Question

g 1) The rate of growth of a certain type of plant is described by a logistic differential equation. Botanists have estimated the maximum theoretical height of such plants to be 30 in. At the beginning of an experiment, the height of a plant was 5 in. a) Find an expression for the height of the plant after t days. (To find k, suppose the plant grew to 12 in. after 20 days.) b) What was the height of the plant after 30 days

Answer 1

Answer:

a) The expression for the height, 'H', of the plant after 't' day is;

$H = \dfrac{30}{1 + 5\cdot e^{-(2.02732554 \times 10^{-3}) \cdot t}}$

b) The height of the plant after 30 days is approximately 19.426 inches

Step-by-step explanation:

The given maximum theoretical height of the plant = 30 in.

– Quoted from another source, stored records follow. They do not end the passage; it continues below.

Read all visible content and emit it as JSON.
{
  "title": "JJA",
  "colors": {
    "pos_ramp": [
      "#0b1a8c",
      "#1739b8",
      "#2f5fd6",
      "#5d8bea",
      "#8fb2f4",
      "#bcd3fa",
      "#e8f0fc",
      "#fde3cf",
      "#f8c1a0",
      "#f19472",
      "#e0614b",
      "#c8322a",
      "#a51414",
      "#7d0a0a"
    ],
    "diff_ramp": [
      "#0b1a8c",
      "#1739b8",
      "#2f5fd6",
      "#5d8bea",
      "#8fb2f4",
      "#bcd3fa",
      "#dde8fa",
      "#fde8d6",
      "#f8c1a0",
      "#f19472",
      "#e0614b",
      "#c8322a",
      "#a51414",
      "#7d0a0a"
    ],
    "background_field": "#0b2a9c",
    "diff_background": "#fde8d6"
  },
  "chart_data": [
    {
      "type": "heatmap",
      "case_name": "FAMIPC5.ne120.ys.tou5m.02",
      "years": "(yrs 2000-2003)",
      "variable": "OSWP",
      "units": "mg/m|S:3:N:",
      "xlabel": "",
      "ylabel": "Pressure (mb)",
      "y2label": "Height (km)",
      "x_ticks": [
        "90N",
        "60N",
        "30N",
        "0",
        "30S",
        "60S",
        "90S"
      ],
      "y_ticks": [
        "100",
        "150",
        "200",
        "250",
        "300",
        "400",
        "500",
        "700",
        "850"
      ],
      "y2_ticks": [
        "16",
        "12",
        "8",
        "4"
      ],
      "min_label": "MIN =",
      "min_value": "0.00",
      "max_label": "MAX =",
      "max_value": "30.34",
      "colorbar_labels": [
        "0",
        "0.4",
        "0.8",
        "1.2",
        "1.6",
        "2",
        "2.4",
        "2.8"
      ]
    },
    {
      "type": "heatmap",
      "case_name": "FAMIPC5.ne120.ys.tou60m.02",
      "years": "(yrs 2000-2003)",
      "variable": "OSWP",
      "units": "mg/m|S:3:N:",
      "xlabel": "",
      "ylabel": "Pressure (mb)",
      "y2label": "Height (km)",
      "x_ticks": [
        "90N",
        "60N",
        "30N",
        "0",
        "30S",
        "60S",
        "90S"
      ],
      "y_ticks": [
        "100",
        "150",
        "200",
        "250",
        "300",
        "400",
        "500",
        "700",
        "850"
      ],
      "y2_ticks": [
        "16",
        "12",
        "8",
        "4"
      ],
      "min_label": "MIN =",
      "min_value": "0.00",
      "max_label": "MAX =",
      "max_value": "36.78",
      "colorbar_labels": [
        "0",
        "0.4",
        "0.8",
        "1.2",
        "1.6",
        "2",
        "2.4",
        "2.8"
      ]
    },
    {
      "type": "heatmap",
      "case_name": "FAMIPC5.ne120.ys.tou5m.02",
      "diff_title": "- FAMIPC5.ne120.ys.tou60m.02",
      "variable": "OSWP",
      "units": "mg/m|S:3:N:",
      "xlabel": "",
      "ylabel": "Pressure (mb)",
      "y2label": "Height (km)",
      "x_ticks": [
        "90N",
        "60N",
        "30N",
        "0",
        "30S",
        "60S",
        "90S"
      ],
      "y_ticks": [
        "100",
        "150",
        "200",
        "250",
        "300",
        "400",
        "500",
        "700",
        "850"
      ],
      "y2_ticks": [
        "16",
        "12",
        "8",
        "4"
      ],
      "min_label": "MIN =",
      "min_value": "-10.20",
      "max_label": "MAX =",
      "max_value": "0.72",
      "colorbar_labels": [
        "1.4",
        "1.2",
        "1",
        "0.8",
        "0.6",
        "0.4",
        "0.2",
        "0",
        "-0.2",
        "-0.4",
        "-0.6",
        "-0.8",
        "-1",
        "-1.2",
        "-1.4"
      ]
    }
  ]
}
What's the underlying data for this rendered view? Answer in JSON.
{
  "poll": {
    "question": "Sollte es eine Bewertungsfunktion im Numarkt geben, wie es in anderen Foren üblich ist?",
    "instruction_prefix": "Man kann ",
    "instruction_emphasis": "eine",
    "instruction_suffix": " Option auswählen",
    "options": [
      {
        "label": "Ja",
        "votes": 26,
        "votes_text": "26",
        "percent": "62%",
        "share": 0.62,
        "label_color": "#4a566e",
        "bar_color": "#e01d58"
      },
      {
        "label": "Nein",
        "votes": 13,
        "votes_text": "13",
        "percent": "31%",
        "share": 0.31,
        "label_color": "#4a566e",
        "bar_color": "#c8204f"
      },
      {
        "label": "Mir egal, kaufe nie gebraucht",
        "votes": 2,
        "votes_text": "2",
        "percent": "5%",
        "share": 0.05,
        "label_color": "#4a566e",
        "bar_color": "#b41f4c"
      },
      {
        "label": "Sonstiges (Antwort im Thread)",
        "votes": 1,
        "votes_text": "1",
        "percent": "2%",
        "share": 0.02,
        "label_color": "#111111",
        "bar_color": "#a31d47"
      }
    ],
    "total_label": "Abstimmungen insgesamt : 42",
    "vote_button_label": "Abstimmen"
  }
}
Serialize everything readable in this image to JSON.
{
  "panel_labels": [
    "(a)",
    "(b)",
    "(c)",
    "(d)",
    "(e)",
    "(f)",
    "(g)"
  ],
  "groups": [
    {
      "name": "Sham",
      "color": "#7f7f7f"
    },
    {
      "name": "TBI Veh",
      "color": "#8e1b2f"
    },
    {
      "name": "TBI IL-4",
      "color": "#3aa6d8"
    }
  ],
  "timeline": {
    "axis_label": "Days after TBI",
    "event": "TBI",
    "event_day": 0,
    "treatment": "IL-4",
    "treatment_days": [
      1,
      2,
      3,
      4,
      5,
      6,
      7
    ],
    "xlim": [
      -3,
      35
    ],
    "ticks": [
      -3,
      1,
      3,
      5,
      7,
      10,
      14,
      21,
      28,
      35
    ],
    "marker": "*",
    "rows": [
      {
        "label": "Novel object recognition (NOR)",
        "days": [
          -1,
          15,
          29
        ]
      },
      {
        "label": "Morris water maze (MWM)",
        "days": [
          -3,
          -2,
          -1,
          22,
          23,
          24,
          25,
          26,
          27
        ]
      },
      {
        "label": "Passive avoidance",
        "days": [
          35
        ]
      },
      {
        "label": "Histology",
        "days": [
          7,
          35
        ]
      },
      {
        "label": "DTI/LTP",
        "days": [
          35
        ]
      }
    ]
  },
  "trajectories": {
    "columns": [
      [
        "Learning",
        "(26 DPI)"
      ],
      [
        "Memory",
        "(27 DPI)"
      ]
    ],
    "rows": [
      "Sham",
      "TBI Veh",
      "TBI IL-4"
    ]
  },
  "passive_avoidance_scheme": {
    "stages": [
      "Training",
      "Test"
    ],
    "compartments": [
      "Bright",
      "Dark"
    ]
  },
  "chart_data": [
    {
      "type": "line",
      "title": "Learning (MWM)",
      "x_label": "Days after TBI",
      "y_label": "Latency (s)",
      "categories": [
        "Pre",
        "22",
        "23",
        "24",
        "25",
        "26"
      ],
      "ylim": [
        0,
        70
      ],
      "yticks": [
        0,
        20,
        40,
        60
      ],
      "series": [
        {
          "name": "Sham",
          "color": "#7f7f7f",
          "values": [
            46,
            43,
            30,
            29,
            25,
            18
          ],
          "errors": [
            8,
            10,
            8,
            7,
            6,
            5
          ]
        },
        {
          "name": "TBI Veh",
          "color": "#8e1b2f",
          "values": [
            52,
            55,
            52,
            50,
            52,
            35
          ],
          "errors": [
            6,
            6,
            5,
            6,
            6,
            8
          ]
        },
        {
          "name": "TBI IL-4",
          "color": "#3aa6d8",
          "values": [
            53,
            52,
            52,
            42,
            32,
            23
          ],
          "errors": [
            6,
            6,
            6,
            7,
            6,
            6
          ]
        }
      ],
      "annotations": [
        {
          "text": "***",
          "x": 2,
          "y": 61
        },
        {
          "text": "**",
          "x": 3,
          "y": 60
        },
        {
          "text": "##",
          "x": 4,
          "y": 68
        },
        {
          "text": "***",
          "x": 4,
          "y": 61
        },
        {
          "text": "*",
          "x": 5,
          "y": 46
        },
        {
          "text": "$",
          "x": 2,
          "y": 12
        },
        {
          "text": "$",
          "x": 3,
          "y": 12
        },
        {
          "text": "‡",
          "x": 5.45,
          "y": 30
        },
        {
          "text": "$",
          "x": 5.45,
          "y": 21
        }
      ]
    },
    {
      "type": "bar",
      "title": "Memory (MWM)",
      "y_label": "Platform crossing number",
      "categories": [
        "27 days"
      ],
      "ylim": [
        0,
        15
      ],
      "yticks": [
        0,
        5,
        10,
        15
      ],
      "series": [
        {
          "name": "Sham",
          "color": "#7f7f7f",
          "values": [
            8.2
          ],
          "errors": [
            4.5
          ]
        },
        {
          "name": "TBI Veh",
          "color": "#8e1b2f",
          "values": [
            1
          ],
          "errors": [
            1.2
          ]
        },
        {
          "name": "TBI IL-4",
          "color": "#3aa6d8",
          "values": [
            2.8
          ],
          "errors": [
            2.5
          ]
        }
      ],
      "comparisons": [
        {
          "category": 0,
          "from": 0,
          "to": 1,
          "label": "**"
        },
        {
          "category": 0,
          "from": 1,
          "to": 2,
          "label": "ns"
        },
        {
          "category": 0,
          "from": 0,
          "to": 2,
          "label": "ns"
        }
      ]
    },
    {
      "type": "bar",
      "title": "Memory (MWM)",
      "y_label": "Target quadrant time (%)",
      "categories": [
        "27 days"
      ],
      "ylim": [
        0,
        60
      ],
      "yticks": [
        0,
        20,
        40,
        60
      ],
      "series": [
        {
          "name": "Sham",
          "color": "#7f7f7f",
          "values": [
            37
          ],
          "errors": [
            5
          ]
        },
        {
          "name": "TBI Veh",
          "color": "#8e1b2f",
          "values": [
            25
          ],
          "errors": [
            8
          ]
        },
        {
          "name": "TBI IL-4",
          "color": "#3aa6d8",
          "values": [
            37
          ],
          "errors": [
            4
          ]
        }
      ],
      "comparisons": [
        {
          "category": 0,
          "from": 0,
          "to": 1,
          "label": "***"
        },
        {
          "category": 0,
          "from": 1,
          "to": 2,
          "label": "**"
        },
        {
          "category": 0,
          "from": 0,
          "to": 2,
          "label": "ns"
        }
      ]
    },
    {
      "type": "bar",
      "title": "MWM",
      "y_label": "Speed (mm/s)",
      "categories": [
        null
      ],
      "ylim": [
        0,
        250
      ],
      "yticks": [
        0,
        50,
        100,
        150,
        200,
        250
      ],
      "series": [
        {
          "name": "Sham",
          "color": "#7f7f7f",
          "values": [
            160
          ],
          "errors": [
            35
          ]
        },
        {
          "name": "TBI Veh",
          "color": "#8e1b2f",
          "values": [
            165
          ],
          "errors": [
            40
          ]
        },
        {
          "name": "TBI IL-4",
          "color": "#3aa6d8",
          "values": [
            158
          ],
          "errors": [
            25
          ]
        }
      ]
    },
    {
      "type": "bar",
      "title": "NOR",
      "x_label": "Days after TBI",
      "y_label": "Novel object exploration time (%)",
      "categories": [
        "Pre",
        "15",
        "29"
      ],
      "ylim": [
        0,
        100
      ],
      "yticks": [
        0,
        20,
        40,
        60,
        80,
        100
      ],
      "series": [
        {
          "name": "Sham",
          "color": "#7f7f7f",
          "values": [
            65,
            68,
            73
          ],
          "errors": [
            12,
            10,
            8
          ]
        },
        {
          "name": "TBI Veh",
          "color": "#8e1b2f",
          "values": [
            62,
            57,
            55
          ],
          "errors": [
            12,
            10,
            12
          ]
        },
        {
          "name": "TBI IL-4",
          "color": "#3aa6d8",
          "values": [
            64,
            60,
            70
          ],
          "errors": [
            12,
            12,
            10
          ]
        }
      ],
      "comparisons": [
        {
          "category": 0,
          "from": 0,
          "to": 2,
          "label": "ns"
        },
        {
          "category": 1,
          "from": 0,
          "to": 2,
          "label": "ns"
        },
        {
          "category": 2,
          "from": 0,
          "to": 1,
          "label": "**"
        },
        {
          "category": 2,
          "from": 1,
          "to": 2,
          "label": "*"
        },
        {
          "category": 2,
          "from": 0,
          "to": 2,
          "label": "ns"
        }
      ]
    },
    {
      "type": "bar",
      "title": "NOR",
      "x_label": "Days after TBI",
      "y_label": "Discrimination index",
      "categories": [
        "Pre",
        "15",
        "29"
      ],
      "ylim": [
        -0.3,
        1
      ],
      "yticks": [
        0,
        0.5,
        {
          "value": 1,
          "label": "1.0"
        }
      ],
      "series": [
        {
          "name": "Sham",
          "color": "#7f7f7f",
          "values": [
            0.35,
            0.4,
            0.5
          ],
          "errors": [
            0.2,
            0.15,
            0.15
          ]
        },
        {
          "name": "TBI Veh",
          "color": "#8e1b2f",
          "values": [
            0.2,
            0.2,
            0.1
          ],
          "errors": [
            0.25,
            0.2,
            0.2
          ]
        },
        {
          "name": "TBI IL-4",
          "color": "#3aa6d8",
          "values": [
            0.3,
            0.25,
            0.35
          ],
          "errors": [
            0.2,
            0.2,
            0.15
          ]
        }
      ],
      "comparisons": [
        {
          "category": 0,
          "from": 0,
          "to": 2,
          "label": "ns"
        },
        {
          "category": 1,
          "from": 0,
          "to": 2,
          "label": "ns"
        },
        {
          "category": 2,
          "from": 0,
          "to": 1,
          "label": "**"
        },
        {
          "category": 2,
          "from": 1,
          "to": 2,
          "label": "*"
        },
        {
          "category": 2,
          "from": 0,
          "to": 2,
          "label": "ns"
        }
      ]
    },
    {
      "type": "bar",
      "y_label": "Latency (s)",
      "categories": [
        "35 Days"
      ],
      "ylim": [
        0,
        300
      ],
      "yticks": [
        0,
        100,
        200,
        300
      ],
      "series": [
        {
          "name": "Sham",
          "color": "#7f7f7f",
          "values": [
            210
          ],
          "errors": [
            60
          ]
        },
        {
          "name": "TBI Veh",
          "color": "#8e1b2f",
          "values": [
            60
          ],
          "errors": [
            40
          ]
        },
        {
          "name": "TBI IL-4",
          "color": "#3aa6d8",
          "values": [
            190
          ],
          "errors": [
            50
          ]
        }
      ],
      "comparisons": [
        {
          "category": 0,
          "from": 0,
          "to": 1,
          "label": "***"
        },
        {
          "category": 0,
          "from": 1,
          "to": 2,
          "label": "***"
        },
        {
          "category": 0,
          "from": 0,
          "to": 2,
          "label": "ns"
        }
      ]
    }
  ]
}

The height of the plant at the beginning of the experiment = 5 in.

a) The logistic differential equation can be written as follows;

$\dfrac{dH}{dt} = K \cdot H \cdot \left( M - {P} \right)$

Using the solution for the logistic differential equation, we get;

$H = \dfrac{M}{1 + A\cdot e^{-(M\cdot k) \cdot t}}$

Where;

A = The condition of height at the beginning of the experiment

M = The maximum height = 30 in.

Therefore, we get;

$5 = \dfrac{30}{1 + A\cdot e^{-(30\cdot k) \cdot 0}}$

$1 + A = \dfrac{30}{5} = 6$

A = 5

When t = 20, H = 12

We get;

$12 = \dfrac{30}{1 + 5\cdot e^{-(30\cdot k) \cdot 20}}$

$1 + 5\cdot e^{-(30\cdot k) \cdot 20} = \dfrac{30}{12} = 2.5$

$5\cdot e^{-(30\cdot k) \cdot 20} = 2.5 - 1 = 1.5$

∴ -(30·k)·20 = ㏑(1.5)

k = ㏑(1.5)/(30 × 20) ≈ 6·7577518 × 10⁻⁴

k ≈ 6·7577518 × 10⁻⁴

Therefore, the expression for the height, 'H', of the plant after 't' day is given as follows

$H = \dfrac{30}{1 + 5\cdot e^{-(30\times 6.7577518 \times 10^{-4}) \cdot t}} = \dfrac{30}{1 + 5\cdot e^{-(2.02732554 \times 10^{-3}) \cdot t}}$

b) The height of the plant after 30 days is given as follows

$H = \dfrac{30}{1 + 5\cdot e^{-(2.02732554 \times 10^{-3}) \cdot t}}$

At t = 30, we have;

$H = \dfrac{30}{1 + 5\cdot e^{-(2.02732554 \times 10^{-3}) \times 30}} \approx 19.4258866473$

The height of the plant after 30 days, H ≈ 19.426 in.